We are constantly amazed by the power of genetics and its ability to solve complex and seemingly intractable problems. The creative application of genetic and genomic analyses to diverse areas has led to advances across basic biology and human disease. We hope to continue to see technologies develop that expand the genetic and genomic toolkit and that bring new discoveries and insights into basic and applied research.
The genetics and genomics fields are growing so rapidly, and expanding into so many sectors, that sometimes it is good to take stock and appreciate the clever applications of genetics and genomics techniques or principles to research questions that remain challenging to address. This month, we highlight a trio of studies that utilize genetics in large-scale and innovative ways.
One of the greatest promises of genome-wide association studies (GWAS) is their potential to prioritize genes and pathways as targets for drug therapy. This genetics-led approach to drug-target discovery has been challenging to implement, but advances in analyses of large genomic datasets across different diseases are bringing genetically driven drug prioritization closer to clinical reality. As a robust demonstration of such an advance, Fang et al. (see also accompanying News & Views) have developed a genetically informed drug-target-prioritization pipeline (termed ‘priority index’, or Pi). This framework integrates GWAS variants with genomic information to construct a gene-predictor matrix used to prioritize approximately 15,000 genes for 30 immunological traits. The authors showed that incorporating network connectivity information increases enrichment for established therapeutic targets. Importantly, they observed no enrichment for known immunological drug targets when non-immune-disease GWAS data were used as input. The authors were able to perform cross-trait analysis and found that phenotypically related diseases had similar drug profiles. The Pi system is openly available to the community and can be used to facilitate drug-target prioritization. This approach provides a strong example of how GWAS data can be harnessed to increase the translatability of genetic findings.
Another interesting use of genetics is demonstrated by two studies in this issue, which have used epistatic-interaction information to determine 3D protein structure. Schmiedel and Lehner and Rollins et al. (see also accompanying News & Views) followed similar strategies for structural determination, by using activity measurements of mutant variants obtained from deep mutational scanning. They found that inter- and intramolecular contacts can be predicted from pairwise epistasis data, and they demonstrated that the sequence positions with the strongest positive epistasis have the closest proximity in the 3D protein structure. Using a combination of mutagenesis, epistasis analysis and computational tools, the authors took well-described genetic concepts and applied them to protein-structure determination, thus highlighting the range of disciplines that genetic analysis can inform.

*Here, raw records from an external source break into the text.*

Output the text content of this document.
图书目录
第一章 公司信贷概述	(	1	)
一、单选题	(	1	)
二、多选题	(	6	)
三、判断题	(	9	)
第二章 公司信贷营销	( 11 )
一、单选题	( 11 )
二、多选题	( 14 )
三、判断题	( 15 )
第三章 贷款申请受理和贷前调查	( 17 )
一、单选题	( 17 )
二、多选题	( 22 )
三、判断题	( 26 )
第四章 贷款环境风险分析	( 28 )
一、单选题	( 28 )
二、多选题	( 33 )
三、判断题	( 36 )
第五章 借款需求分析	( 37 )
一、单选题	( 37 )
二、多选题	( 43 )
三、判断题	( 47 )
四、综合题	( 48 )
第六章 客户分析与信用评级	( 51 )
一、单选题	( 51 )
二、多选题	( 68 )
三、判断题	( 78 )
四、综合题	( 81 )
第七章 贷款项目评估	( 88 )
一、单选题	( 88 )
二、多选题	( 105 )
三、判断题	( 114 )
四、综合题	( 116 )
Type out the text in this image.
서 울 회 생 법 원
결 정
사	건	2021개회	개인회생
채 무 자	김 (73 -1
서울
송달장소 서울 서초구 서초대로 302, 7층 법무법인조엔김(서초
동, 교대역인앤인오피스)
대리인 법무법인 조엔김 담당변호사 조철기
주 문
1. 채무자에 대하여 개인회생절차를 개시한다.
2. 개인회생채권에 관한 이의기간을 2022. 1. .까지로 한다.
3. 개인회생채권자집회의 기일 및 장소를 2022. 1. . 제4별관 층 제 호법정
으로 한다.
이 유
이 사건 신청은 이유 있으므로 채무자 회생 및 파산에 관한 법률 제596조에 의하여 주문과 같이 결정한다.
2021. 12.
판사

Reporter assays are of course a staple of genetic analysis, but van Arensbergen et al. present an analysis of human genetic variants on an unprecedentedly large scale (a 100-fold increase over previous studies), using a massively parallel reporter assay for regulatory function. They analyzed 5.9 million SNPs from four genomes in two different cell lines by using their survey of regulatory elements (SuRE) technology, a plasmid-based reporter that can identify both promoter and enhancer activity. This system can test alleles in different local sequence contexts and provide a robust statistical framework for evaluating biological function. The authors identified almost 20,000 reporter assay quantitative trait loci and analyzed overlapping transcription-factor-binding motifs. Although there are some limitations inherent to plasmid-based reporter assays, this large-scale approach allows for the generation of multiple constructs that span the same variant. As such, the analysis is well powered and statistically robust, representing the adaptability and scalability of standard genetics techniques applied in the big-data era.
These examples of using genetic data to prioritize drug targets for disease treatment, combining mutagenesis and epistasis analysis to determine 3D protein structure, and extending plasmid-based reporter assays to large depth and scale, showcase only a small fraction of the possibilities of how genetics approaches can be applied to various questions in biology. We look forward to seeing continued creative uses of genetics implemented in new, synergistic or scaled-up ways.